Authorized but Unissued Shares
The authorized but unissued shares of Common Stock are available for future issuance without stockholder approval. These additional shares may be used for a variety of corporate purposes, including public offerings to raise additional capital, corporate acquisitions and employee benefit plans. The existence of authorized but unissued and unreserved Common Stock could also render more difficult or discourage an attempt to obtain control of the Company by means of a proxy contest, tender offer, merger or otherwise.
The By-Laws provide that the stockholders may call a special meeting of stockholders only upon the request of at least 25% of the holders of issued and outstanding Common Stock entitled to vote. This provision could delay a stockholder vote on certain matters, such as a business combination or removal of directors, and could have the effect of deterring a change in control of the Company. Stockholders may take any action required or permitted to be taken at any special meeting of stockholders by written consent without a stockholder meeting.

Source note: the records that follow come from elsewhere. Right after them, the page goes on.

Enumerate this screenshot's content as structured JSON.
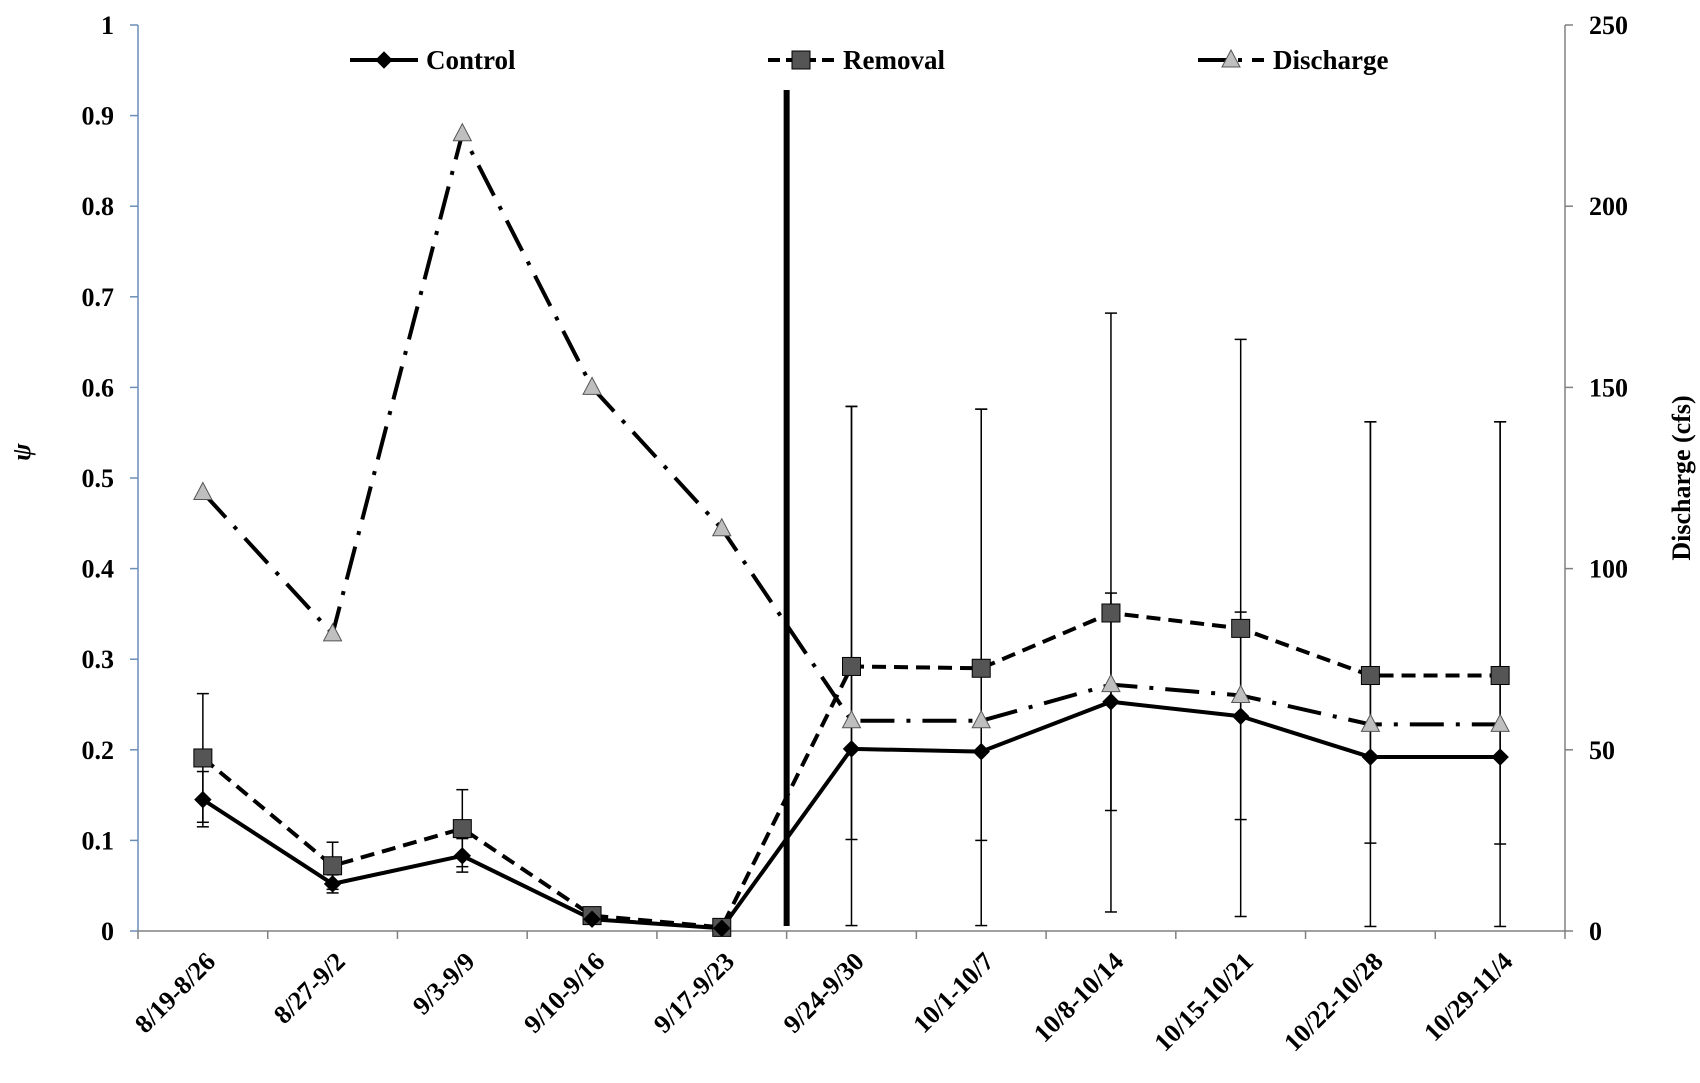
{
  "chart_data": {
    "type": "line",
    "categories": [
      "8/19-8/26",
      "8/27-9/2",
      "9/3-9/9",
      "9/10-9/16",
      "9/17-9/23",
      "9/24-9/30",
      "10/1-10/7",
      "10/8-10/14",
      "10/15-10/21",
      "10/22-10/28",
      "10/29-11/4"
    ],
    "ylabel": "ψ",
    "y2label": "Discharge (cfs)",
    "ylim": [
      0,
      1
    ],
    "y2lim": [
      0,
      250
    ],
    "yticks": [
      "0",
      "0.1",
      "0.2",
      "0.3",
      "0.4",
      "0.5",
      "0.6",
      "0.7",
      "0.8",
      "0.9",
      "1"
    ],
    "y2ticks": [
      "0",
      "50",
      "100",
      "150",
      "200",
      "250"
    ],
    "grid": false,
    "legend_position": "top",
    "treatment_marker_between": [
      "9/17-9/23",
      "9/24-9/30"
    ],
    "series": [
      {
        "name": "Control",
        "axis": "left",
        "style": "solid",
        "marker": "diamond",
        "color": "#000000",
        "values": [
          0.145,
          0.052,
          0.083,
          0.013,
          0.003,
          0.201,
          0.198,
          0.253,
          0.237,
          0.192,
          0.192
        ],
        "error_low": [
          0.115,
          0.042,
          0.065,
          0.01,
          0.002,
          0.006,
          0.006,
          0.021,
          0.016,
          0.005,
          0.005
        ],
        "error_high": [
          0.176,
          0.062,
          0.102,
          0.016,
          0.004,
          0.579,
          0.576,
          0.373,
          0.352,
          0.562,
          0.562
        ]
      },
      {
        "name": "Removal",
        "axis": "left",
        "style": "dashed",
        "marker": "square",
        "color": "#555555",
        "values": [
          0.191,
          0.072,
          0.113,
          0.017,
          0.004,
          0.292,
          0.29,
          0.351,
          0.334,
          0.282,
          0.282
        ],
        "error_low": [
          0.12,
          0.046,
          0.071,
          0.014,
          0.003,
          0.101,
          0.1,
          0.133,
          0.123,
          0.097,
          0.096
        ],
        "error_high": [
          0.262,
          0.098,
          0.156,
          0.02,
          0.005,
          0.579,
          0.576,
          0.682,
          0.653,
          0.562,
          0.562
        ]
      },
      {
        "name": "Discharge",
        "axis": "right",
        "style": "dashdot",
        "marker": "triangle",
        "color": "#bfbfbf",
        "values": [
          121,
          82,
          220,
          150,
          111,
          58,
          58,
          68,
          65,
          57,
          57
        ]
      }
    ]
  }
}
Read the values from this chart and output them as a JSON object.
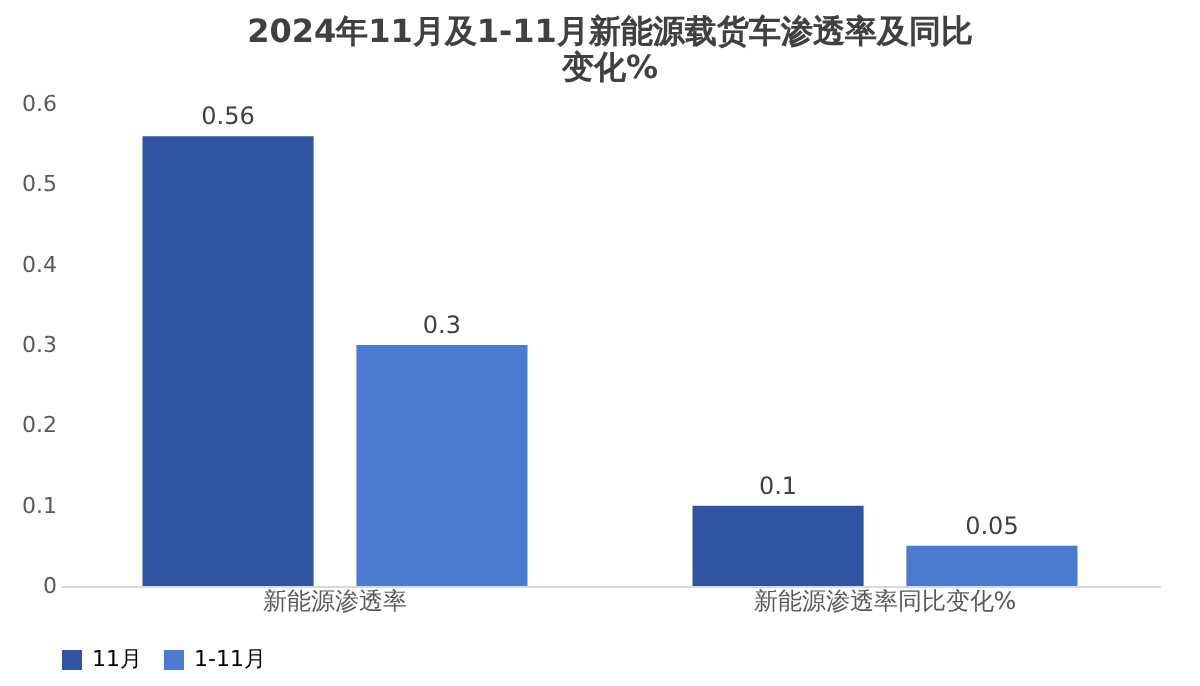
{
  "chart_data": {
    "type": "bar",
    "title": "2024年11月及1-11月新能源载货车渗透率及同比变化%",
    "categories": [
      "新能源渗透率",
      "新能源渗透率同比变化%"
    ],
    "series": [
      {
        "name": "11月",
        "color": "#2e54a2",
        "values": [
          0.56,
          0.1
        ]
      },
      {
        "name": "1-11月",
        "color": "#4a7bd1",
        "values": [
          0.3,
          0.05
        ]
      }
    ],
    "ylim": [
      0,
      0.6
    ],
    "yticks": [
      0,
      0.1,
      0.2,
      0.3,
      0.4,
      0.5,
      0.6
    ],
    "grid": false,
    "legend": "bottom",
    "data_labels": true
  }
}
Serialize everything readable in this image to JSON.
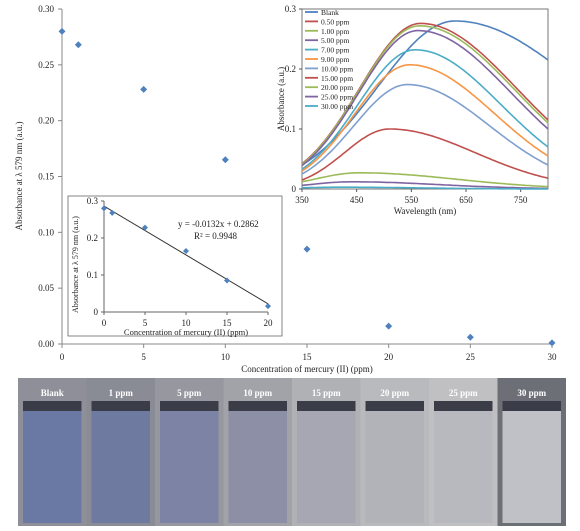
{
  "chart_data": [
    {
      "id": "main",
      "type": "scatter",
      "xlabel": "Concentration of mercury (II) (ppm)",
      "ylabel": "Absorbance at λ 579 nm (a.u.)",
      "xlim": [
        0,
        30
      ],
      "ylim": [
        0,
        0.3
      ],
      "xticks": [
        0,
        5,
        10,
        15,
        20,
        25,
        30
      ],
      "yticks": [
        0.0,
        0.05,
        0.1,
        0.15,
        0.2,
        0.25,
        0.3
      ],
      "ytick_labels": [
        "0.00",
        "0.05",
        "0.10",
        "0.15",
        "0.20",
        "0.25",
        "0.30"
      ],
      "grid": false,
      "marker_color": "#4f81bd",
      "points": [
        {
          "x": 0,
          "y": 0.28
        },
        {
          "x": 1,
          "y": 0.268
        },
        {
          "x": 5,
          "y": 0.228
        },
        {
          "x": 10,
          "y": 0.165
        },
        {
          "x": 15,
          "y": 0.085
        },
        {
          "x": 20,
          "y": 0.016
        },
        {
          "x": 25,
          "y": 0.006
        },
        {
          "x": 30,
          "y": 0.001
        }
      ]
    },
    {
      "id": "spectra",
      "type": "line",
      "xlabel": "Wavelength (nm)",
      "ylabel": "Absorbance (a.u.)",
      "xlim": [
        350,
        800
      ],
      "ylim": [
        0,
        0.3
      ],
      "xticks": [
        350,
        450,
        550,
        650,
        750
      ],
      "yticks": [
        0,
        0.1,
        0.2,
        0.3
      ],
      "ytick_labels": [
        "0",
        "0.1",
        "0.2",
        "0.3"
      ],
      "grid": false,
      "legend_position": "top-left",
      "series": [
        {
          "name": "Blank",
          "color": "#4f81bd",
          "peak_x": 630,
          "peak_y": 0.28,
          "start_y": 0.04,
          "end_y": 0.215
        },
        {
          "name": "0.50 ppm",
          "color": "#c0504d",
          "peak_x": 567,
          "peak_y": 0.276,
          "start_y": 0.042,
          "end_y": 0.115
        },
        {
          "name": "1.00 ppm",
          "color": "#9bbb59",
          "peak_x": 565,
          "peak_y": 0.272,
          "start_y": 0.041,
          "end_y": 0.11
        },
        {
          "name": "5.00 ppm",
          "color": "#8064a2",
          "peak_x": 562,
          "peak_y": 0.264,
          "start_y": 0.039,
          "end_y": 0.1
        },
        {
          "name": "7.00 ppm",
          "color": "#4bacc6",
          "peak_x": 557,
          "peak_y": 0.232,
          "start_y": 0.033,
          "end_y": 0.07
        },
        {
          "name": "9.00 ppm",
          "color": "#f79646",
          "peak_x": 547,
          "peak_y": 0.207,
          "start_y": 0.03,
          "end_y": 0.055
        },
        {
          "name": "10.00 ppm",
          "color": "#7f9fcf",
          "peak_x": 543,
          "peak_y": 0.174,
          "start_y": 0.025,
          "end_y": 0.04
        },
        {
          "name": "15.00 ppm",
          "color": "#c0504d",
          "peak_x": 510,
          "peak_y": 0.1,
          "start_y": 0.015,
          "end_y": 0.018
        },
        {
          "name": "20.00 ppm",
          "color": "#9bbb59",
          "peak_x": 455,
          "peak_y": 0.027,
          "start_y": 0.012,
          "end_y": 0.004
        },
        {
          "name": "25.00 ppm",
          "color": "#8064a2",
          "peak_x": 440,
          "peak_y": 0.012,
          "start_y": 0.006,
          "end_y": 0.001
        },
        {
          "name": "30.00 ppm",
          "color": "#4bacc6",
          "peak_x": 420,
          "peak_y": 0.003,
          "start_y": 0.002,
          "end_y": 0.0
        }
      ]
    },
    {
      "id": "calibration",
      "type": "scatter",
      "xlabel": "Concentration of mercury (II) (ppm)",
      "ylabel": "Absorbance at λ 579 nm (a.u.)",
      "xlim": [
        0,
        20
      ],
      "ylim": [
        0,
        0.3
      ],
      "xticks": [
        0,
        5,
        10,
        15,
        20
      ],
      "yticks": [
        0,
        0.1,
        0.2,
        0.3
      ],
      "ytick_labels": [
        "0",
        "0.1",
        "0.2",
        "0.3"
      ],
      "grid": false,
      "marker_color": "#4f81bd",
      "points": [
        {
          "x": 0,
          "y": 0.28
        },
        {
          "x": 1,
          "y": 0.268
        },
        {
          "x": 5,
          "y": 0.228
        },
        {
          "x": 10,
          "y": 0.165
        },
        {
          "x": 15,
          "y": 0.085
        },
        {
          "x": 20,
          "y": 0.016
        }
      ],
      "trendline": {
        "slope": -0.0132,
        "intercept": 0.2862
      },
      "equation": "y = -0.0132x + 0.2862",
      "r2": "R² = 0.9948"
    }
  ],
  "vials": [
    {
      "label": "Blank",
      "fill_color": "#6a78a4",
      "bg_color": "#8e8f98"
    },
    {
      "label": "1 ppm",
      "fill_color": "#6e7aa0",
      "bg_color": "#8a8c95"
    },
    {
      "label": "5 ppm",
      "fill_color": "#7c83a4",
      "bg_color": "#96979f"
    },
    {
      "label": "10 ppm",
      "fill_color": "#8d8fa7",
      "bg_color": "#a2a3a9"
    },
    {
      "label": "15 ppm",
      "fill_color": "#a6a7b3",
      "bg_color": "#b0b1b5"
    },
    {
      "label": "20 ppm",
      "fill_color": "#b1b3b9",
      "bg_color": "#b9babd"
    },
    {
      "label": "25 ppm",
      "fill_color": "#b8b9bf",
      "bg_color": "#c0c0c3"
    },
    {
      "label": "30 ppm",
      "fill_color": "#bfc1c6",
      "bg_color": "#6c7076"
    }
  ]
}
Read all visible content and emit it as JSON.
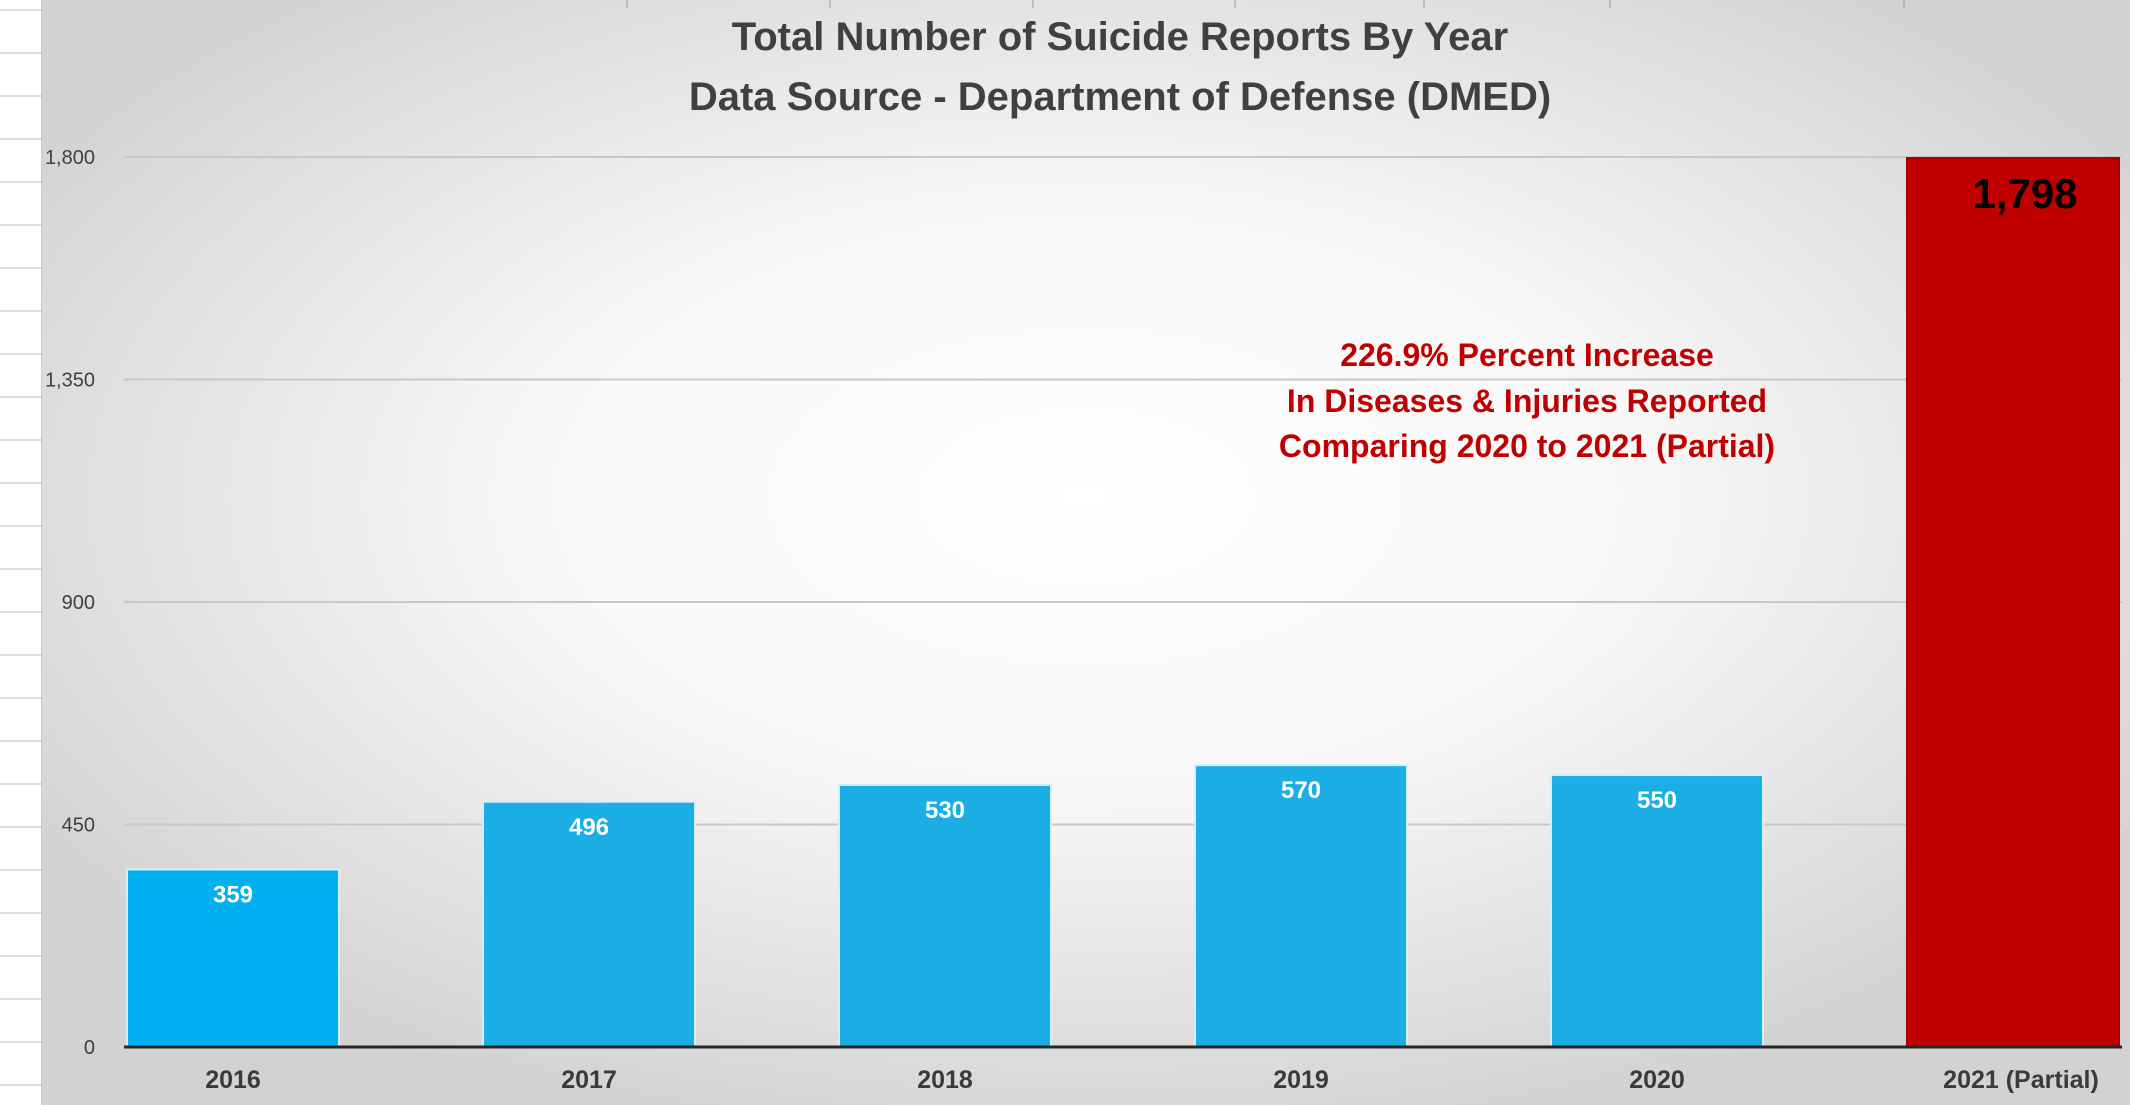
{
  "colors": {
    "bar": "#1baee4",
    "bar_first": "#00b0f0",
    "bar_highlight": "#c00000",
    "annotation": "#c00000",
    "gridline": "#c8c8c8"
  },
  "chart_data": {
    "type": "bar",
    "title": "Total Number of Suicide Reports By Year",
    "subtitle": "Data Source - Department of Defense (DMED)",
    "categories": [
      "2016",
      "2017",
      "2018",
      "2019",
      "2020",
      "2021 (Partial)"
    ],
    "values": [
      359,
      496,
      530,
      570,
      550,
      1798
    ],
    "data_labels": [
      "359",
      "496",
      "530",
      "570",
      "550",
      "1,798"
    ],
    "highlight_index": 5,
    "xlabel": "",
    "ylabel": "",
    "ylim": [
      0,
      1800
    ],
    "yticks": [
      0,
      450,
      900,
      1350,
      1800
    ],
    "ytick_labels": [
      "0",
      "450",
      "900",
      "1,350",
      "1,800"
    ],
    "grid": true,
    "legend": "none",
    "annotation": [
      "226.9% Percent Increase",
      "In Diseases & Injuries Reported",
      "Comparing 2020 to 2021 (Partial)"
    ]
  }
}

Requirements for Advance Notice of Stockholder Proposals and Nominations at Meetings
The By-Laws contain advance notice requirements that the Company’s stockholders must meet before submitting proposals or director nominations to be considered at stockholder meetings. As more fully described in the By-Laws, only such business may be conducted at a stockholder meeting as has been brought before the meeting by, or at the direction of, the Board of Directors or by a stockholder who has given the Company’s Secretary timely written notice, in proper form, of the stockholder’s intention to bring that business before the meeting. In addition, only persons who are nominated by, or at the direction of, the Board of Directors or who are nominated by a stockholder who has given timely written notice, in proper form, to the Company’s Secretary prior to a meeting at which directors are to be elected will be eligible for election to the Board of Directors. To be timely, a stockholder’s notice regarding a proposal or director nomination to be brought before an annual meeting must generally be delivered to the Company’s Secretary not later than the close of business on the 90th day and not earlier than the close of business on the 120th day prior to the first anniversary of the preceding year’s annual meeting. If the Company calls a special meeting of stockholders for the purpose of director elections, or if the date of the annual meeting is advanced by, or delayed by, more than 30 days from the date of the preceding year’s annual meeting, a stockholder’s notice of director nominations will be considered timely if the stockholder delivers the notice to the Company’s Secretary not later than the close of business on the later of the 90th day prior to the special meeting and the tenth day following the day on which the notice is first given to the stockholder of the date of the special meeting and of the nominees proposed by the Board of Directors, and not earlier than the close of business on the 120th day prior to the meeting. The By-Laws also specify requirements as to the content of a stockholder’s notice. In some instances, these provisions may preclude the Company’s stockholders from bringing proposals or making nominations for directors at stockholder meetings.